Re: [PATCH V2 2/2] block/loop: allow request merge for directio mode

Shaohua Li <shli@xxxxxxxxxx> · Tue, 29 Aug 2017 08:13:39 -0700

On Tue, Aug 29, 2017 at 05:56:05PM +0800, Ming Lei wrote:
> On Thu, Aug 24, 2017 at 12:24:53PM -0700, Shaohua Li wrote:
> > From: Shaohua Li <shli@xxxxxx>
> > 
> > Currently loop disables merge. While it makes sense for buffer IO mode,
> > directio mode can benefit from request merge. Without merge, loop could
> > send small size IO to underlayer disk and harm performance.
> 
> Hi Shaohua,
> 
> IMO no matter if merge is used, loop always sends page by page
> to VFS in both dio or buffer I/O.

Why do you think so?

> Also if merge is enabled on loop, that means merge is run
> on both loop and low level block driver, and not sure if we
> can benefit from that.

why does merge still happen in low level block driver?

> 
> So Could you provide some performance data about this patch?

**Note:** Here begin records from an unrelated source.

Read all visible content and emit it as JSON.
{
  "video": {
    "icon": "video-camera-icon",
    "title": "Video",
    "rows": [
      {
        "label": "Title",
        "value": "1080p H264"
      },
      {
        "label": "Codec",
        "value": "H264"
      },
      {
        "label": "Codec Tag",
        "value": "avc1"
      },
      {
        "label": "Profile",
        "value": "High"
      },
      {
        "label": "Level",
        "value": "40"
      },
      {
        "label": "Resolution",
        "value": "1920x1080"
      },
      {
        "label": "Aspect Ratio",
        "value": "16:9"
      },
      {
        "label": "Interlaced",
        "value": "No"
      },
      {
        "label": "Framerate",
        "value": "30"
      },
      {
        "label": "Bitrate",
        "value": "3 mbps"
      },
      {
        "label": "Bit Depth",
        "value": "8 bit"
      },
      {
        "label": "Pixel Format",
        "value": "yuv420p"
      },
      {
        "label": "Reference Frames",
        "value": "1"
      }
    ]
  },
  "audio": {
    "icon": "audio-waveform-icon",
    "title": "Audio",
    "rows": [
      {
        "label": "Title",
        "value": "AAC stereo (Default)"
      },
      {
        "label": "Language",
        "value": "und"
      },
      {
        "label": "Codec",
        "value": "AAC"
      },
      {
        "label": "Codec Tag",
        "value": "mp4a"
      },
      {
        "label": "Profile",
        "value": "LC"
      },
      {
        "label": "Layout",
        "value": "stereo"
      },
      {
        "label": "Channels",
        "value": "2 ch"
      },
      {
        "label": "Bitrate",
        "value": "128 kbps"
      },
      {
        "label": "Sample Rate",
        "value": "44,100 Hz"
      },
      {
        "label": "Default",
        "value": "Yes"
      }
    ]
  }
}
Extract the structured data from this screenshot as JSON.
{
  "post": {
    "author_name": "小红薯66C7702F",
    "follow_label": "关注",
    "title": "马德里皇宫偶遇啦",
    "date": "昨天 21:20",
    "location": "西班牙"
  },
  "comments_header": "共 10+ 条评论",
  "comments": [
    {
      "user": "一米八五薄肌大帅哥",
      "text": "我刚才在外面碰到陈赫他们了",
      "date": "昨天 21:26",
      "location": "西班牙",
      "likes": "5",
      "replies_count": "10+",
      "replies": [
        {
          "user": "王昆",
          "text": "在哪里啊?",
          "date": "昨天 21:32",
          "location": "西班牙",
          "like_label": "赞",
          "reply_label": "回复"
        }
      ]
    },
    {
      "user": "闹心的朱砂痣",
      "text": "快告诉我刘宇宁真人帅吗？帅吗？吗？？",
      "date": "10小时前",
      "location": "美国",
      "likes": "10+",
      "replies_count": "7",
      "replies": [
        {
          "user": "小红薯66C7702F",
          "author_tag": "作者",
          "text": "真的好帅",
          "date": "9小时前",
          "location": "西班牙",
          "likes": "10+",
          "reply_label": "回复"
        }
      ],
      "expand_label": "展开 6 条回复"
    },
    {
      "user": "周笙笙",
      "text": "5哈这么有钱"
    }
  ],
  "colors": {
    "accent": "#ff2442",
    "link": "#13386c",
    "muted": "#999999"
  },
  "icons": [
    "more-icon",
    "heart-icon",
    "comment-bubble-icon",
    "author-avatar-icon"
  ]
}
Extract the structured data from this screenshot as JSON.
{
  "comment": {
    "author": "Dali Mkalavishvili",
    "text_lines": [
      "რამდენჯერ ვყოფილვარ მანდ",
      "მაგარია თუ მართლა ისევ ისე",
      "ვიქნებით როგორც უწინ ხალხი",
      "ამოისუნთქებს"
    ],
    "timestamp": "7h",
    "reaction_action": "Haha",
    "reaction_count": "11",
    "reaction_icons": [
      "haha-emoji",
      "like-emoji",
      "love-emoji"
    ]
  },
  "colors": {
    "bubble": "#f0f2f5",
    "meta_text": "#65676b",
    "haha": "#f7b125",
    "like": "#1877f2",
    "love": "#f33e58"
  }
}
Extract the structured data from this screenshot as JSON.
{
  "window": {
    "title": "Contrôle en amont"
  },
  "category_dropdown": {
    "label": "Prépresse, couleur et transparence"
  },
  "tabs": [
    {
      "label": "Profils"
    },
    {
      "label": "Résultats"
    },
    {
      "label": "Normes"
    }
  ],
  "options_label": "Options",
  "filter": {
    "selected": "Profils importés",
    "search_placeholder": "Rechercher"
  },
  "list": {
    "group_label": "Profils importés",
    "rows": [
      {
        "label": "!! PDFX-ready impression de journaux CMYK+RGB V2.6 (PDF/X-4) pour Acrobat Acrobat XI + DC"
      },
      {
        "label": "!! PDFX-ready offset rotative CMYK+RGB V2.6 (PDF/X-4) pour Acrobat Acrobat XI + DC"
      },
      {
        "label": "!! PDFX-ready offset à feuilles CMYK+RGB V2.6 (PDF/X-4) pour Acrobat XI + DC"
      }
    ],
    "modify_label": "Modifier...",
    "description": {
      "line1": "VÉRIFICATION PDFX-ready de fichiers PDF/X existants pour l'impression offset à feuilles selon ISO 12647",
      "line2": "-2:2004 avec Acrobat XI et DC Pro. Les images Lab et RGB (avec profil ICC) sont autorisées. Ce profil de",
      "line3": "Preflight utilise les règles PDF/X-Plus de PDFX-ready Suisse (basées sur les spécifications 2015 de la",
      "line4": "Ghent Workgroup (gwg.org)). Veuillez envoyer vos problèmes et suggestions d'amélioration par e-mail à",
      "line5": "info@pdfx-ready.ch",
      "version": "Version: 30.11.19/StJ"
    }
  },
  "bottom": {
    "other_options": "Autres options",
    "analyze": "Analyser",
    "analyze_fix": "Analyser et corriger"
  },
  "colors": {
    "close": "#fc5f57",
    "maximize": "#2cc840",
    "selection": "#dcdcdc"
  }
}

In my virtual machine, a workload improves from ~20M/s to ~50M/s. And I clearly
see the request size becomes bigger.

> > 
> > Reviewed-by: Omar Sandoval <osandov@xxxxxx>
> > Signed-off-by: Shaohua Li <shli@xxxxxx>
> > ---
> >  drivers/block/loop.c | 66 ++++++++++++++++++++++++++++++++++++++++------------
> >  drivers/block/loop.h |  1 +
> >  2 files changed, 52 insertions(+), 15 deletions(-)
> > 
> > diff --git a/drivers/block/loop.c b/drivers/block/loop.c
> > index 428da07..75a8f6e 100644
> > --- a/drivers/block/loop.c
> > +++ b/drivers/block/loop.c
> > @@ -213,10 +213,13 @@ static void __loop_update_dio(struct loop_device *lo, bool dio)
> >  	 */
> >  	blk_mq_freeze_queue(lo->lo_queue);
> >  	lo->use_dio = use_dio;
> > -	if (use_dio)
> > +	if (use_dio) {
> > +		queue_flag_clear_unlocked(QUEUE_FLAG_NOMERGES, lo->lo_queue);
> >  		lo->lo_flags |= LO_FLAGS_DIRECT_IO;
> > -	else
> > +	} else {
> > +		queue_flag_set_unlocked(QUEUE_FLAG_NOMERGES, lo->lo_queue);
> >  		lo->lo_flags &= ~LO_FLAGS_DIRECT_IO;
> > +	}
> >  	blk_mq_unfreeze_queue(lo->lo_queue);
> >  }
> >  
> > @@ -464,6 +467,8 @@ static void lo_rw_aio_complete(struct kiocb *iocb, long ret, long ret2)
> >  {
> >  	struct loop_cmd *cmd = container_of(iocb, struct loop_cmd, iocb);
> >  
> > +	kfree(cmd->bvec);
> > +	cmd->bvec = NULL;
> >  	cmd->ret = ret;
> >  	blk_mq_complete_request(cmd->rq);
> >  }
> > @@ -473,22 +478,50 @@ static int lo_rw_aio(struct loop_device *lo, struct loop_cmd *cmd,
> >  {
> >  	struct iov_iter iter;
> >  	struct bio_vec *bvec;
> > -	struct bio *bio = cmd->rq->bio;
> > +	struct request *rq = cmd->rq;
> > +	struct bio *bio = rq->bio;
> >  	struct file *file = lo->lo_backing_file;
> > +	unsigned int offset;
> > +	int segments = 0;
> >  	int ret;
> >  
> > -	/* nomerge for loop request queue */
> > -	WARN_ON(cmd->rq->bio != cmd->rq->biotail);
> > +	if (rq->bio != rq->biotail) {
> > +		struct req_iterator iter;
> > +		struct bio_vec tmp;
> > +
> > +		__rq_for_each_bio(bio, rq)
> > +			segments += bio_segments(bio);
> > +		bvec = kmalloc(sizeof(struct bio_vec) * segments, GFP_KERNEL);
> 
> The allocation should have been GFP_NOIO.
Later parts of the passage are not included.